As sete regras de interpretação de Hillel

No período do Segundo Templo, rabi Hillel (c.60 a.C – c.7 a.C.) contendia com seu
colega rabi Shammai (c.50 a.C – c.20 a.C.) em mínimos detalhes da Lei mosaica. O
Talmud registra 316 pontos de disputa entre a Casa de Hillel e a Casa de Shammai,
sendo a primeira mais latitudinária em sua interpretação e aplicação da Torá
enquanto a última exigia maior rigor. Subjacente ao debate entre esses sábios tanaítas
estava a diferente hermenêutica empregada.

Hillel utilizava a analogia e a alegoria para adaptar a Torá ao seu objetivo, resumido
na regra áurea de “O que for odioso a você, não faça a seu próximo; isso é toda a Torá”
b.Shabbat 31a. Enquanto Shammai fazia uma abordagem mais literalista, subsuntiva e
legalista.

As chamadas sete regras de interpretação de Hillel antecedem a ele, visto que na


Tanakh já havia aplicações delas. Sem contar sua continuidade das retóricas gregas e
mesopotâmicas. Mas, cristalizadas no período dos tanaítas, seriam modelos
interpretativos que indiretamente influenciaram o nascente cristianismo. Não seria
pretensioso afirmar que toda a filosofia ocidental — especialmente pelas transmissões
de Orígenes, Agostinho, Boécio e Cassiodoro — se beneficiaria dessas regras. Por fim, a
a própria hermenêutica jurídica ocidental pode traçar suas origens em algumas dessas
regras ao longo da moderna halakah judaica.

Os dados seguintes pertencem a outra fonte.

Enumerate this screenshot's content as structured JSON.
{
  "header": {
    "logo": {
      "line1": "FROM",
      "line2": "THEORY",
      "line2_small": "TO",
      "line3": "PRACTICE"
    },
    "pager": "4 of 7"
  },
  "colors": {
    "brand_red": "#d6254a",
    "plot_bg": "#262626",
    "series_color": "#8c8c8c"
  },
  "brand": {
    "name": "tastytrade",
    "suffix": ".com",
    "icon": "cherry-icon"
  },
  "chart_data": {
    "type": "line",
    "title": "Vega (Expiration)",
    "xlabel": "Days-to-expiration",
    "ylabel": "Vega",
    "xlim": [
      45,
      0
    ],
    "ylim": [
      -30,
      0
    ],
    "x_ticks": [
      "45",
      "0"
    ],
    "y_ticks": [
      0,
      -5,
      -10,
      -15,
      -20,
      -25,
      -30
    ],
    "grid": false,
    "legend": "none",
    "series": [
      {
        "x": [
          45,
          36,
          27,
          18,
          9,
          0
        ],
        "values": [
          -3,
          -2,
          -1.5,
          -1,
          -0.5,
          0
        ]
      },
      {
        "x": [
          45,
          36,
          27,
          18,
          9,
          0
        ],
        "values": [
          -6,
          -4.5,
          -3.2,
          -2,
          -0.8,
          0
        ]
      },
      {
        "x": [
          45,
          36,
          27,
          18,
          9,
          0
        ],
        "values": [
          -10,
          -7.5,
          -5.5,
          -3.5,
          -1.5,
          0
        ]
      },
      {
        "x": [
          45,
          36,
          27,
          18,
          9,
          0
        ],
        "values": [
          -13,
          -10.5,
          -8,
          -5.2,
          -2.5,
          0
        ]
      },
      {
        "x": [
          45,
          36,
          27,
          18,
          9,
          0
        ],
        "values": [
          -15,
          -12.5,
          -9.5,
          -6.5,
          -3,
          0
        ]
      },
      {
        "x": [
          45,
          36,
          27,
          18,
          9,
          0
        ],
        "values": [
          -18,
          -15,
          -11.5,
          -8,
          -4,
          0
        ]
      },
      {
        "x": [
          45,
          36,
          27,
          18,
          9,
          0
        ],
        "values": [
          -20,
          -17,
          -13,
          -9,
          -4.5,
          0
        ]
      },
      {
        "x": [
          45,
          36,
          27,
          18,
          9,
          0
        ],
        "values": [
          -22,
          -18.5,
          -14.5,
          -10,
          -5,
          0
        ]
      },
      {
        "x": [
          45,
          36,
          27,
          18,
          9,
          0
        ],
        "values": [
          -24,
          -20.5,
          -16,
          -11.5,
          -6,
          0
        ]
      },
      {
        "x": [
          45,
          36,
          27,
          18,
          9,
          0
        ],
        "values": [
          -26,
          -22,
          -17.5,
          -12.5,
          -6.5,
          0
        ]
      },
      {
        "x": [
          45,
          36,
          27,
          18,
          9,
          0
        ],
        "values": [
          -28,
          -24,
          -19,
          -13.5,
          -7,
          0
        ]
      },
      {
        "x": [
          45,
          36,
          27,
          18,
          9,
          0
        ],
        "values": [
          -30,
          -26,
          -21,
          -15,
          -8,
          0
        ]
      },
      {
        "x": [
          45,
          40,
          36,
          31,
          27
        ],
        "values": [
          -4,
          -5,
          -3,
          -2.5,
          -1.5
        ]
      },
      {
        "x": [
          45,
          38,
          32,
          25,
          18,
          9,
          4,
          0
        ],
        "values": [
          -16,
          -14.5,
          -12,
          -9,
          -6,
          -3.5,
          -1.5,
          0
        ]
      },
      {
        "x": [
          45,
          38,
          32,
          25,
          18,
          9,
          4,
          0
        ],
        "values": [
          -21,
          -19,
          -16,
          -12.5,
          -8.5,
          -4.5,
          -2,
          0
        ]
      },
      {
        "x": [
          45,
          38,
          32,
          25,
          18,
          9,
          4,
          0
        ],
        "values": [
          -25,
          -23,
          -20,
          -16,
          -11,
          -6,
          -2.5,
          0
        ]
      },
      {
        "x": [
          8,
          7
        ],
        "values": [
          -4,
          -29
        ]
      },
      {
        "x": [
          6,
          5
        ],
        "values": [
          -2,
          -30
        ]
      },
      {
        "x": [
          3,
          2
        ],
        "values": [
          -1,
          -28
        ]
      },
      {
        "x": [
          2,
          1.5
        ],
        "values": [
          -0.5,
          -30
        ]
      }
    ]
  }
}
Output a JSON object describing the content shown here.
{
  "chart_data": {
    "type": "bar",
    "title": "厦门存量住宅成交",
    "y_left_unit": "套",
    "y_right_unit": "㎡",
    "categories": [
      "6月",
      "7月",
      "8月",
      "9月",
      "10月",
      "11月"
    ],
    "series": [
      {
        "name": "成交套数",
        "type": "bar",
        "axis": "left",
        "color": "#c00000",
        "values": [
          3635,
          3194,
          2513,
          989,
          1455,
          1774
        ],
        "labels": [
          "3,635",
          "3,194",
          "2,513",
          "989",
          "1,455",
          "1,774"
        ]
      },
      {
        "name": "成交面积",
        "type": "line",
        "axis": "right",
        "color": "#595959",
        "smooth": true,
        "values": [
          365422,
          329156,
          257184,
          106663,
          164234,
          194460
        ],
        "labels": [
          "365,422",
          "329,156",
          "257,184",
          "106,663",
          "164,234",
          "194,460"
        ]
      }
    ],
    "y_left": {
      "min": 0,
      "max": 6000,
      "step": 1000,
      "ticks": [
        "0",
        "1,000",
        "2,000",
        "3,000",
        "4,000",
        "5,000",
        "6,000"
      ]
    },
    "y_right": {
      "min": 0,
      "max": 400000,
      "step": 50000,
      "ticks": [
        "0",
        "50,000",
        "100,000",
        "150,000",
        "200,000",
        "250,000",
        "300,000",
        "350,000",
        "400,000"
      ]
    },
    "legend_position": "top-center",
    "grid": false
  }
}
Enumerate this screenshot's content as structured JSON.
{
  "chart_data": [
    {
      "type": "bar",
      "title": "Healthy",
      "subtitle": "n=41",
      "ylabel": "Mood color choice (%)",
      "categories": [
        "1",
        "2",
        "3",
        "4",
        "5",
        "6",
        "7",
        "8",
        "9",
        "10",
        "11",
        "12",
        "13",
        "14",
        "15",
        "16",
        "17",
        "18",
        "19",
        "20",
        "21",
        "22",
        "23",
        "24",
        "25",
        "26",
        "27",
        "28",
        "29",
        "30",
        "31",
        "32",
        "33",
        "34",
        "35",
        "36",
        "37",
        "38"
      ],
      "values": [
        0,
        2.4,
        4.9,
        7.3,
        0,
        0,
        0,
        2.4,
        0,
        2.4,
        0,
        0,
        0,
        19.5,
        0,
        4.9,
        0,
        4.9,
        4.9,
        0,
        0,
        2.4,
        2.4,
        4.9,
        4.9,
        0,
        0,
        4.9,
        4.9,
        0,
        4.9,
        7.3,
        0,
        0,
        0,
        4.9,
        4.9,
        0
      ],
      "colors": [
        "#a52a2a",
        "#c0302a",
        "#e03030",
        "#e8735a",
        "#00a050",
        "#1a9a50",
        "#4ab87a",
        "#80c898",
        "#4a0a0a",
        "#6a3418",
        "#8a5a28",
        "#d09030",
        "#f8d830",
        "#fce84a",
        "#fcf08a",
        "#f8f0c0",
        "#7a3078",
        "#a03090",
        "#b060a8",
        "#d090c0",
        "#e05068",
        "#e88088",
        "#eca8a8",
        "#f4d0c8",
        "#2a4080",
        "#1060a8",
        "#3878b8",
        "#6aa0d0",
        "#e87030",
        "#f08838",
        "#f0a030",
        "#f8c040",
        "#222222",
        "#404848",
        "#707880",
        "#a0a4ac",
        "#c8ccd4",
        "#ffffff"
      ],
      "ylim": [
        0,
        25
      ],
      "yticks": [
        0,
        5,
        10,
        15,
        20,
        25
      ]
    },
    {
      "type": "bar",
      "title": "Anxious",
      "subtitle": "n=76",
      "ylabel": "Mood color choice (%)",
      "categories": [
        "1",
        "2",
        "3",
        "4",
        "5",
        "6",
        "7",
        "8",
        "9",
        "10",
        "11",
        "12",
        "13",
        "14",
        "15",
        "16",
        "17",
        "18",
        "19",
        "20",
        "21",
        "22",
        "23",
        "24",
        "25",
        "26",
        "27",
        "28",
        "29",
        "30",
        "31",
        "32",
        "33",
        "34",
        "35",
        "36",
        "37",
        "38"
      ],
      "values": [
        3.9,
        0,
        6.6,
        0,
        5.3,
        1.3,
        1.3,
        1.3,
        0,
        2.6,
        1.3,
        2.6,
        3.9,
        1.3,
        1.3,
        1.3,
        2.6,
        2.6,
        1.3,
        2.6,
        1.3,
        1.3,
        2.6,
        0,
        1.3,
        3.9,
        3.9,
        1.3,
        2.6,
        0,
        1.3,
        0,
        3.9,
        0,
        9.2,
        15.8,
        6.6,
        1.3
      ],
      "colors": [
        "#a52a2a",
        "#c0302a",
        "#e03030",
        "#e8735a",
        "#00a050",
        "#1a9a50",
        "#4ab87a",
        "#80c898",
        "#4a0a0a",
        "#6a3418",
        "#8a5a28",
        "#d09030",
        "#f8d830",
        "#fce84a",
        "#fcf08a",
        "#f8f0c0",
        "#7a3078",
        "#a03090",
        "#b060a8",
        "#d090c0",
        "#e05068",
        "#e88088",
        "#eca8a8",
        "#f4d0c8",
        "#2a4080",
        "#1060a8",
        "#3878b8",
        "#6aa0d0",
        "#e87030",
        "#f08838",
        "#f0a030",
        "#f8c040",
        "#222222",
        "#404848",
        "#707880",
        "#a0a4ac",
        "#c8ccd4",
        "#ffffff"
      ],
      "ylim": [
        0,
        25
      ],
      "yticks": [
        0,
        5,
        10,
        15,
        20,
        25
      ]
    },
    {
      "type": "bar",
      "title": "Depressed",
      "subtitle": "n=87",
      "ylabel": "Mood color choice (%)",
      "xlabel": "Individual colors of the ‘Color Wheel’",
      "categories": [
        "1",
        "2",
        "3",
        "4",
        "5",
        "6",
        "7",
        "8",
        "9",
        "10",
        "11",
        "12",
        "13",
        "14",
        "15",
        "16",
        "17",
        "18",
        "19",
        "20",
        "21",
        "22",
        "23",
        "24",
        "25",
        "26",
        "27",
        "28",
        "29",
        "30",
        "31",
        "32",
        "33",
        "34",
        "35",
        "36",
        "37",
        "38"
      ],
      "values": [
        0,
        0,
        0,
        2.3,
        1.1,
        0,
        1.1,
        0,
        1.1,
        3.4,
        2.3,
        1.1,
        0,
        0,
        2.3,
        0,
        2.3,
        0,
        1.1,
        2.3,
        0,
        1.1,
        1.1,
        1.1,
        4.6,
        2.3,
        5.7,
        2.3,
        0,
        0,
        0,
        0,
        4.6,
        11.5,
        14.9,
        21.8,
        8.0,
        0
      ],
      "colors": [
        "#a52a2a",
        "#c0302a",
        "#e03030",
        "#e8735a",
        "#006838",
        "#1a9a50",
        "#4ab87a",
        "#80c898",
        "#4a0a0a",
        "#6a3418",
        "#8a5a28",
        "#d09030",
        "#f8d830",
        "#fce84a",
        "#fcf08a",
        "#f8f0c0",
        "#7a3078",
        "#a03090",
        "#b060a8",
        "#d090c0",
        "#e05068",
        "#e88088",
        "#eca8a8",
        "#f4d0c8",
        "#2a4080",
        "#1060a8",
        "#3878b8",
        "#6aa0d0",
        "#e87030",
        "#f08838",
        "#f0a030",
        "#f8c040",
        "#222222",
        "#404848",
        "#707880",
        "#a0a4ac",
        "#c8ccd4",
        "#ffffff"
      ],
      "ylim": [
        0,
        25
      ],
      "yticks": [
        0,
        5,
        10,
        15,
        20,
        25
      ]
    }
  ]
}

1. Qal vahomer (a majori ad minus; argumento a fortiori): se for verdadeiro para o


caso de menor importância, é verdadeiro para o caso mais importante. É a analogia do
menor para o maior.
Esse raciocínio pode ser ilustrado pelo trecho abaixo. Na época, Davi era um
guerrilheiro sem eira-nem-beira, caçado por Saul. O impasse era sobre salvar a cidade
israelita Queila, sitiada pelos filisteus. Os homens de Davi, que sequer tinham recursos
para enfrentar as forças do rei de Israel e Judá, interpretavam como uma audácia
querer enfrentar os filisteus, forças ainda maiores.

E foi anunciado a Davi, dizendo: Eis que os filisteus pelejam contra Queila, e
saqueiam as eiras.
E consultou Davi ao Senhor, dizendo: Irei eu, e ferirei a estes filisteus? E disse o
Senhor a Davi: Vai, e ferirás aos filisteus, e livrarás a Queila.
Porém os homens de Davi lhe disseram: Eis que tememos aqui em Judá, quanto mais
indo a Queila contra os esquadrões dos filisteus.
Então Davi tornou a consultar ao Senhor, e o Senhor lhe respondeu, e disse:
Levanta-te, desce a Queila, porque te dou os filisteus na tua mão.
Então Davi partiu com os seus homens a Queila, e pelejou contra os filisteus, e
levou os gados, e fez grande estrago entre eles; e Davi livrou os moradores de
Queila.
1 Samuel 23:1-5

O raciocínio dos homens de Davi é replicado na inferência rabínica. Por exemplo, as


restrições de atividades nas festas anuais (menos importantes que o sábado) seriam
aplicáveis ao descanso semanal do sábado.

2. G’zerah Shavah (equivalência verbal; analogia das expressões): em passagens


ambíguas, se um termo aparece usado em trechos diferentes possui o mesmo
significado da passagem mais clara.

Uma analogia é feita entre dois textos separados com base em uma frase, palavra ou
raiz semelhante — ou seja, quando as mesmas palavras são aplicadas a dois casos
separados, segue-se que as mesmas considerações se aplicam a ambos.

Por exemplo, “pé” aparece como eufemismo para a genitália em várias partes da
Bíblia: Saul descobrindo seus “pés” na caverna (1 Samuel 24:3); Rute descobrindo e
deitando-se sobre os “pés” de Boaz (Rute 3:3-4); Isaías profetizou que os assírios
metaforicamente passariam a navalha nos pelos dos “pés” de Israel (Isaías 7:20).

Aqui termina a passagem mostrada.